Now, like the Port Huron Statement, for SDS, or the Seneca Falls Declaration, in support of women’s rights, the NRA wanted to cast their position as about fundamentals.  These are rights denied - more to the point, not exercised, or not affirmed.  Allowed to atrophy.  If you argue original intent, the 2nd Amendment is a bulwark against tyranny, the well-regulated militia.  In the context of England’s wars against the French, or for that matter, against the Stuart pretenders in Scotland, this makes perfect sense.  Troops could be billeted in your home, against your will.  They’d steal the eggs, and then kill the chickens.  Not to mention rape the women.  This is a common-sense precaution.

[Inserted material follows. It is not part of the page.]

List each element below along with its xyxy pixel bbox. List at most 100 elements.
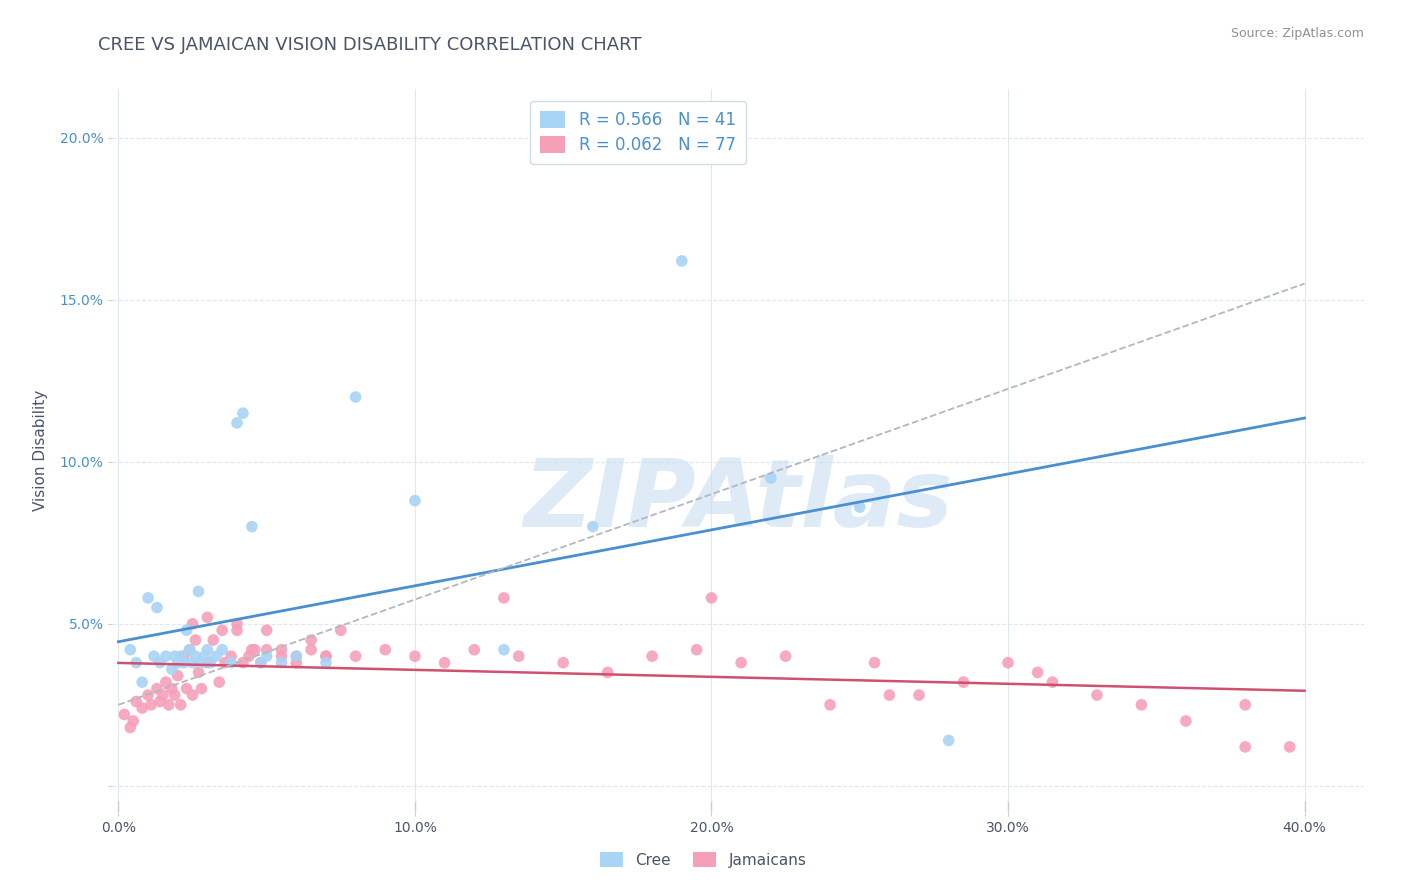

Interestingly, as the argument warms up, we hear even legal scholars on the Left saying, Oop, sorry kids, but the 2nd actually means what it says, commas and all.  You can’t restrict legal ownership of guns.  And the Supremes weigh in.  An overly repressive DC law is voided.  (In that particular case, a security guard, licensed to carry on the job, wanted to know why he couldn’t protect his home.  The court, quite sensibly, ruled in his favor.)  The problem is not the 2nd Amendment.

Wayne LaPierre, and the direction the NRA has taken in the last fifty years, is contrary to what a lot of us think.  I’m not talking about the drift of liberal opinion, I mean gun guys.  It’s ridiculous to conflate Ruby Ridge or the Branch Davidians or some other asshole who hates the Feds with people who hunt, or shoot, or need personal protection in a dangerous place. 

What we lost is that we ceded the argument.  We let the other guys get possession, we need to take the conversation back.  Like everything else. 

Enough with the crazies sucking the air out of the room.

5 comments:

  1. Very few people want to take away guns, but the vast majority are crying out for sensible gun control. The evil that took place at Robb Elementary School yesterday should -- like so many other shootings recently -- never have been allowed to happen.

    ReplyDelete
  2. The article's timing is… chlling.

    David, I seem to recall Clarence Thomas radically reinterpreted the 2nd Amendment, effectively arguing it meant guns couldn't be restricted.

    I was taught firearms were tools, so to me, there's a vast difference between the needs (and yes, wants) of city and urban dwellers, and the requirements of rural residents.

    ReplyDelete
  3. Not exactly on-topic, but a part of my growing up...

    My father--who spent almost 3 years in the Pacific Theater (1942-1945)--hated guns. He hated cap guns. He hated pistols. He hated long guns. He hated the sound of them; he hated the look of them. Guns, for him, were solely machines for killing. And his 4 kids seem to have absorbed his attitude toward guns. We now live in a country in which it's easier to buy guns--even military-style assault weapons-- than it is to get a license to drive a car. Something has gone seriously wrong, and I fear that it's likely only to get worse. I'm not looking forward to the end of my life (I'm 74). But I really do not want to live in a country in which Killing has become so much easier. Where headlines like this one:
    "Indianapolis breaks criminal homicide record in 2021"
    are all too common. (Indianapolis is on a pace to smash last year's record.)

    I do not want to live in a country in which children are more likely to have active-shooter drills than fire drills.